French prosecutors said Wednesday they had opened an inquiry after actor Judith Godreche filed a complaint against film director Benoit Jacquot, accusing him of raping her in a relationship that began when she was 14 and he was 25 years her senior.
Jacquot, one of France’s most prominent directors, denied the accusations in comments to the Le Monde newspaper, which also interviewed Godreche. He declined to comment further when contacted by AFP.
On Tuesday, 51-year-old Godreche lodged a formal complaint with the police’s Juvenile Protection Brigade (BPM) of alleged rape of a minor by a person in a position of authority, her lawyer Laure Heinich told AFP.
On Wednesday, the Paris prosecutor’s office told AFP that a preliminary investigation had been opened, with the BPM in charge of the case.
The announcement comes as French cinema is reeling from claims that the world of arts has shrugged off sexism and sexual abuse for decades.
Godreche in January on social media accused Jacquot, now 77, of manipulating her into a relationship as a vulnerable underage actor.
The crime is punishable by 20 years’ imprisonment, though the statute of limitations has “probably” expired in the case, Le Monde said.
The relationship began in the spring of 1986, when Godreche was 14, and ended in the early 1990s.
Godreche said she remained “in his grip” for six years, starring in two films he directed, “Les Mendiants” (“The Beggars”) in 1988 and “La Desenchantee” (“The Disenchanted”) in 1990.
She decided to speak out after discovering him boasting about their relationship being a “transgression”, and cinema providing a “cover” for it, in a 2011 documentary.
Jacquot, a director with more than 50 films and TV films to his name, has said he needs to be “in love” with his actresses to film them.
He has worked with established stars such as Catherine Deneuve and Isabelle Huppert, as well as Godreche, Virginie Ledoyen and Isild Le Besco as teenagers.
In 2015, he described his work as “pushing an actress to pass a threshold”.
“The best way to do all that is to be in the same bed,” he said.
Godreche spoke to Le Monde at length about her relationship with Jacquot, recounting how he first had sex with her.

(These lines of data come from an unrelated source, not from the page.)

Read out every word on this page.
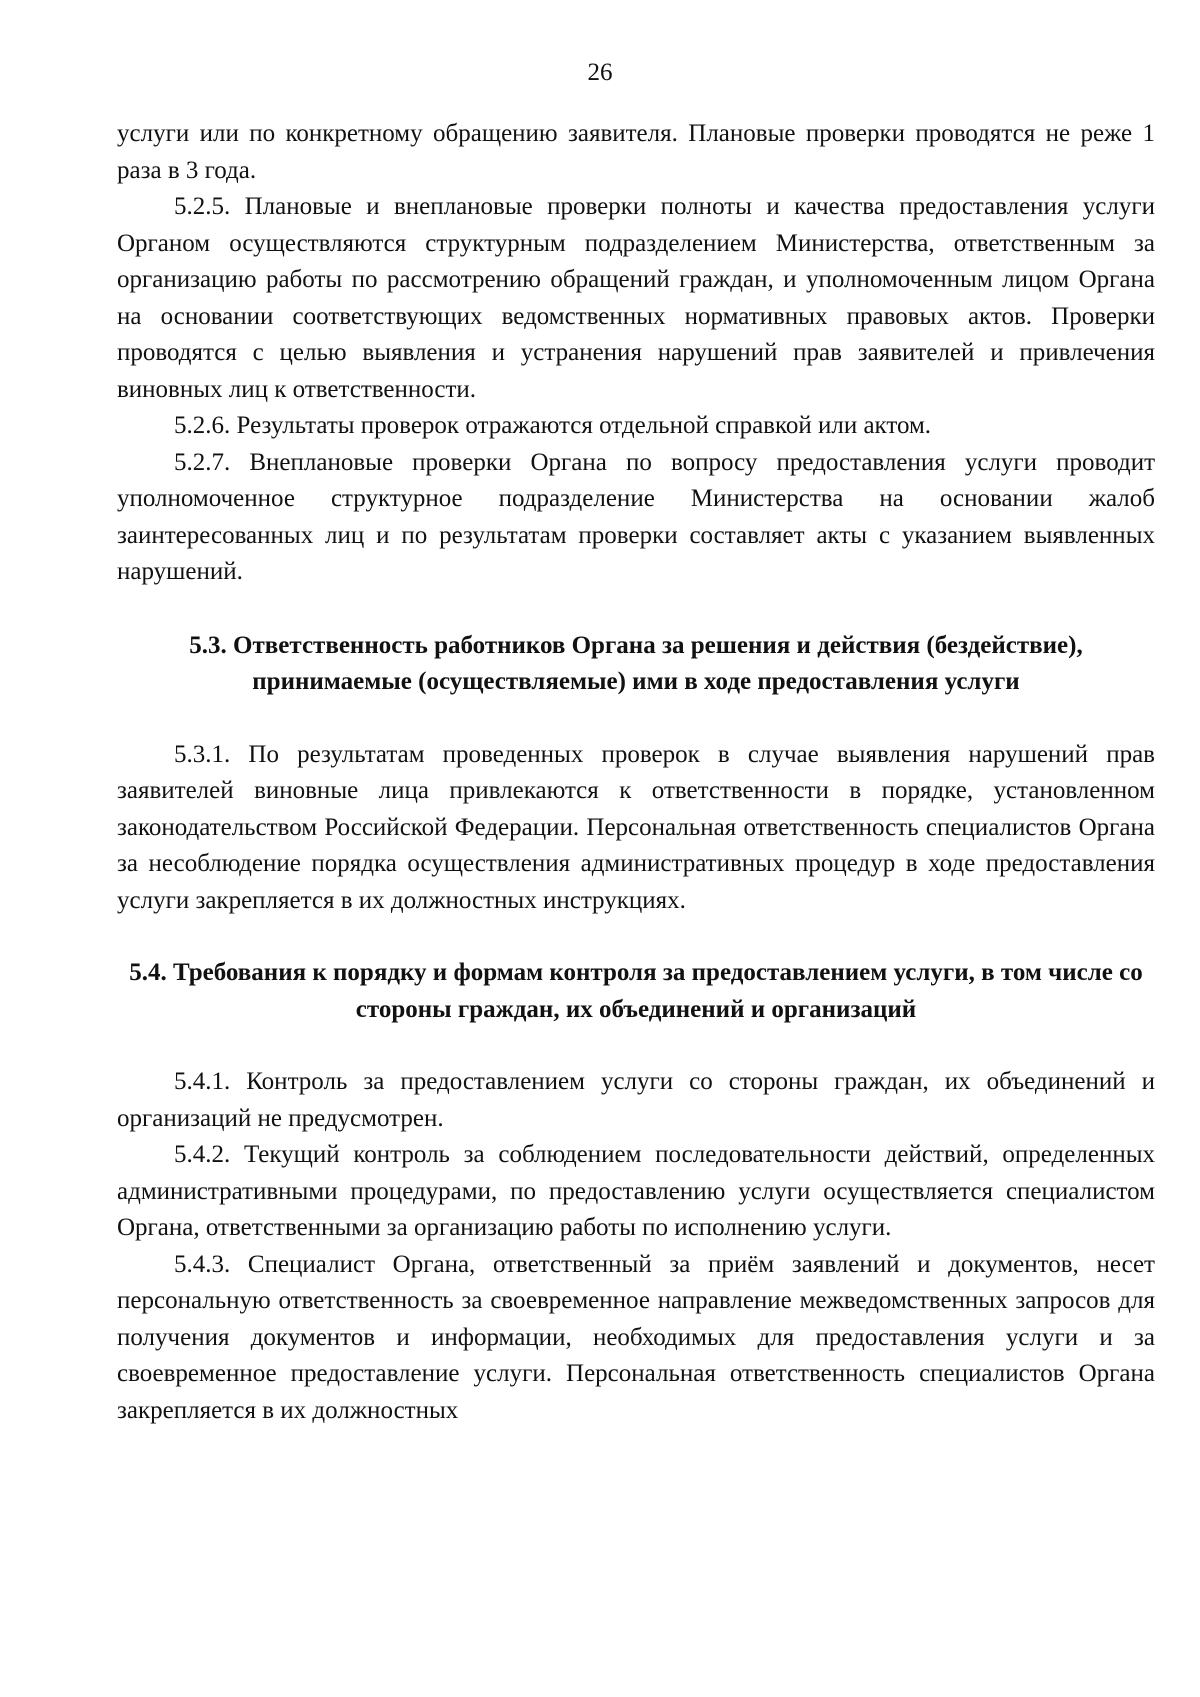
26

услуги или по конкретному обращению заявителя. Плановые проверки проводятся не реже 1 раза в 3 года.

5.2.5. Плановые и внеплановые проверки полноты и качества предоставления услуги Органом осуществляются структурным подразделением Министерства, ответственным за организацию работы по рассмотрению обращений граждан, и уполномоченным лицом Органа на основании соответствующих ведомственных нормативных правовых актов. Проверки проводятся с целью выявления и устранения нарушений прав заявителей и привлечения виновных лиц к ответственности.

5.2.6. Результаты проверок отражаются отдельной справкой или актом.

5.2.7. Внеплановые проверки Органа по вопросу предоставления услуги проводит уполномоченное структурное подразделение Министерства на основании жалоб заинтересованных лиц и по результатам проверки составляет акты с указанием выявленных нарушений.

5.3. Ответственность работников Органа за решения и действия (бездействие), принимаемые (осуществляемые) ими в ходе предоставления услуги

5.3.1. По результатам проведенных проверок в случае выявления нарушений прав заявителей виновные лица привлекаются к ответственности в порядке, установленном законодательством Российской Федерации. Персональная ответственность специалистов Органа за несоблюдение порядка осуществления административных процедур в ходе предоставления услуги закрепляется в их должностных инструкциях.

5.4. Требования к порядку и формам контроля за предоставлением услуги, в том числе со стороны граждан, их объединений и организаций

5.4.1. Контроль за предоставлением услуги со стороны граждан, их объединений и организаций не предусмотрен.

5.4.2. Текущий контроль за соблюдением последовательности действий, определенных административными процедурами, по предоставлению услуги осуществляется специалистом Органа, ответственными за организацию работы по исполнению услуги.

5.4.3. Специалист Органа, ответственный за приём заявлений и документов, несет персональную ответственность за своевременное направление межведомственных запросов для получения документов и информации, необходимых для предоставления услуги и за своевременное предоставление услуги. Персональная ответственность специалистов Органа закрепляется в их должностных
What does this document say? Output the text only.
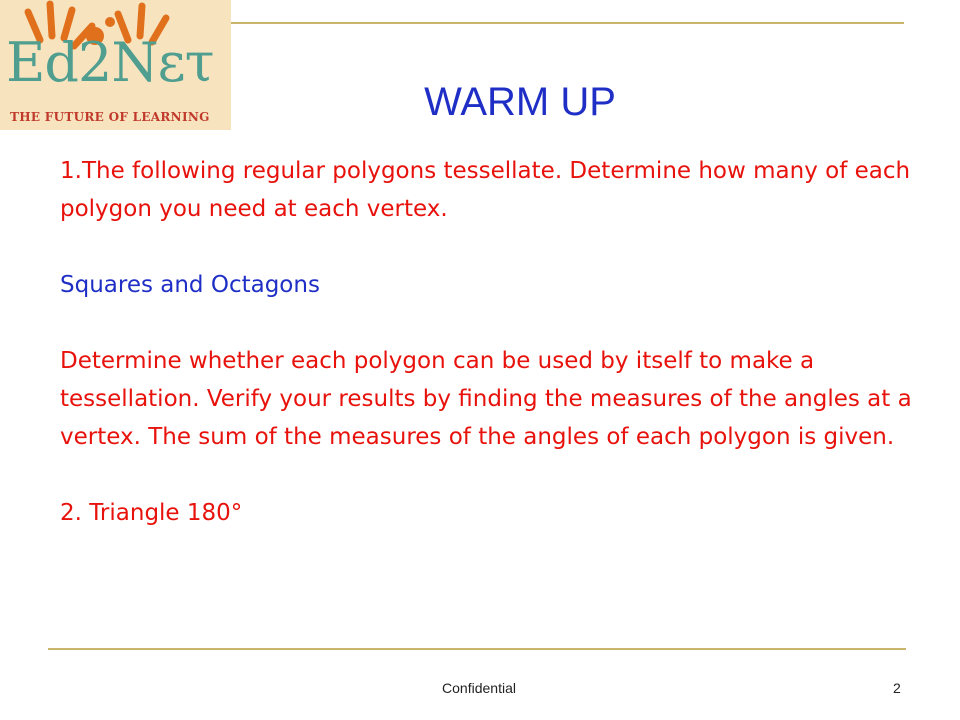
Ed2Nετ
THE FUTURE OF LEARNING	WARM UP

1.The following regular polygons tessellate. Determine how many of each polygon you need at each vertex.

Squares and Octagons

Determine whether each polygon can be used by itself to make a tessellation. Verify your results by finding the measures of the angles at a vertex. The sum of the measures of the angles of each polygon is given.

2. Triangle 180°

Confidential	2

“He took my hand and led me upstairs, telling me to lie down on his bed,” the newspaper quoted her as saying. “I have no memory of being kissed. It’s as if there was no tenderness at all.”

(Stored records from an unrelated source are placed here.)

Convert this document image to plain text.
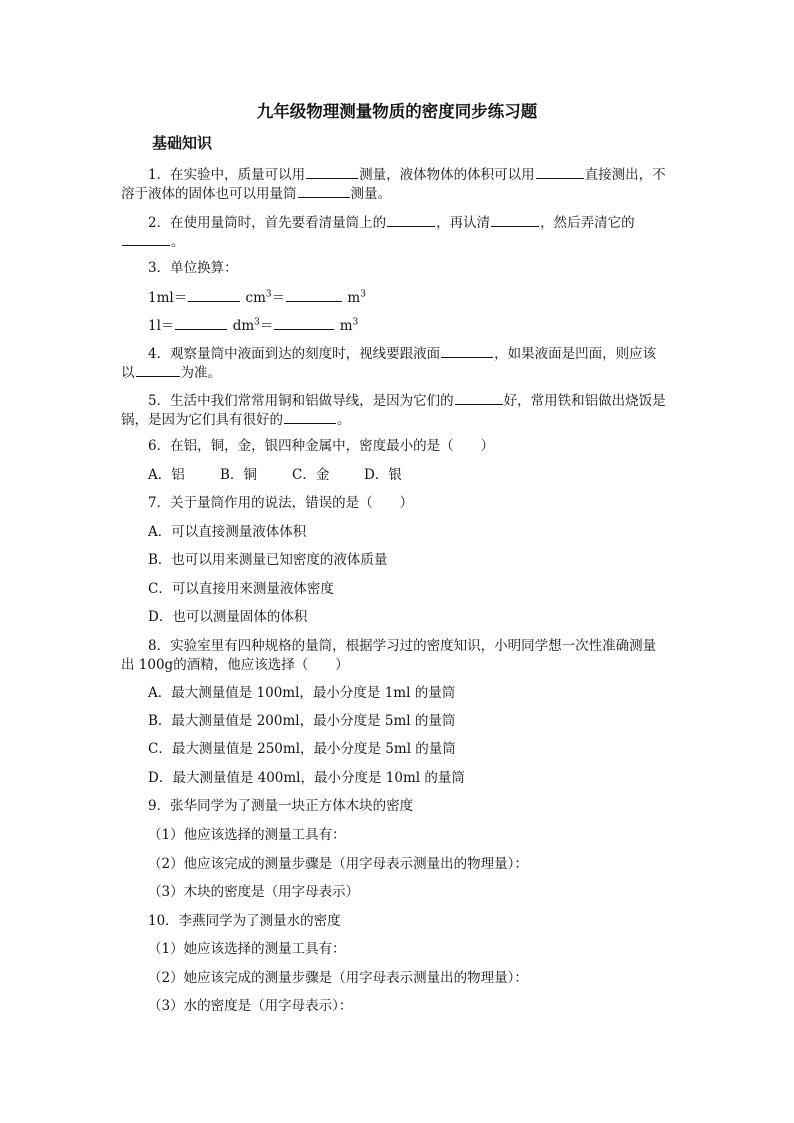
九年级物理测量物质的密度同步练习题
基础知识
1．在实验中，质量可以用	测量，液体物体的体积可以用	直接测出，不
溶于液体的固体也可以用量筒	测量。
2．在使用量筒时，首先要看清量筒上的	，再认清	，然后弄清它的
。
3．单位换算：
1ml＝	$cm^3=$	$m^3$
1l＝	$dm^3=$	$m^3$
4．观察量筒中液面到达的刻度时，视线要跟液面	，如果液面是凹面，则应该
以	为准。
5．生活中我们常常用铜和铝做导线，是因为它们的	好，常用铁和铝做出烧饭是
锅，是因为它们具有很好的	。
6．在铝，铜，金，银四种金属中，密度最小的是（　　）
A．铝	B．铜	C．金	D．银
7．关于量筒作用的说法，错误的是（　　）
A．可以直接测量液体体积
B．也可以用来测量已知密度的液体质量
C．可以直接用来测量液体密度
D．也可以测量固体的体积
8．实验室里有四种规格的量筒，根据学习过的密度知识，小明同学想一次性准确测量
出 100g的酒精，他应该选择（　　）
A．最大测量值是 100ml，最小分度是 1ml 的量筒
B．最大测量值是 200ml，最小分度是 5ml 的量筒
C．最大测量值是 250ml，最小分度是 5ml 的量筒
D．最大测量值是 400ml，最小分度是 10ml 的量筒
9．张华同学为了测量一块正方体木块的密度
（1）他应该选择的测量工具有：
（2）他应该完成的测量步骤是（用字母表示测量出的物理量）：
（3）木块的密度是（用字母表示）
10．李燕同学为了测量水的密度
（1）她应该选择的测量工具有：
（2）她应该完成的测量步骤是（用字母表示测量出的物理量）：
（3）水的密度是（用字母表示）：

Le Monde said the director talked to the teenager about sadism in cinema and played sadomasochistic sexual games with her.
He also forbade her to use any contraception and grew especially violent towards the end of their relationship, the newspaper said.
“It’s a story similar to stories of children who are kidnapped and grow up without seeing the world, and who can’t think ill of their captor,” the actress wrote in a statement for the Juvenile Protection Brigade, quoted by the newspaper.
“I wanted Benoit to agree to be my friend, not to have me, I didn’t want his body.”
In a separate letter addressed to her 18-year-old daughter Tess and published by Le Monde, Godreche said she had never consented to the relationship with the director.
She wrote she had thought how she could “kill a man who would make you his mistress at 14”.
Speaking to Le Monde, Jacquot said he was “very much in love” with Godreche and they lived together.
“I was in a very bad way, I didn’t want to make any more films, and she pulled me out of the dark,” he was quoted as saying. “It was me, without irony, who was under her spell for six years.”
Godreche was among those in 2017 to speak out against US movie producer Harvey Weinstein at the height of the #MeToo movement.
Years later the campaign has picked up momentum in France and is forcing a fresh debate about sexism and sexual violence in French cinema.
Newly released footage of film star Gerard Depardieu making obscene comments sparked an uproar in the country in December, with President Emmanuel Macron saying the actor had become the target of a “manhunt”.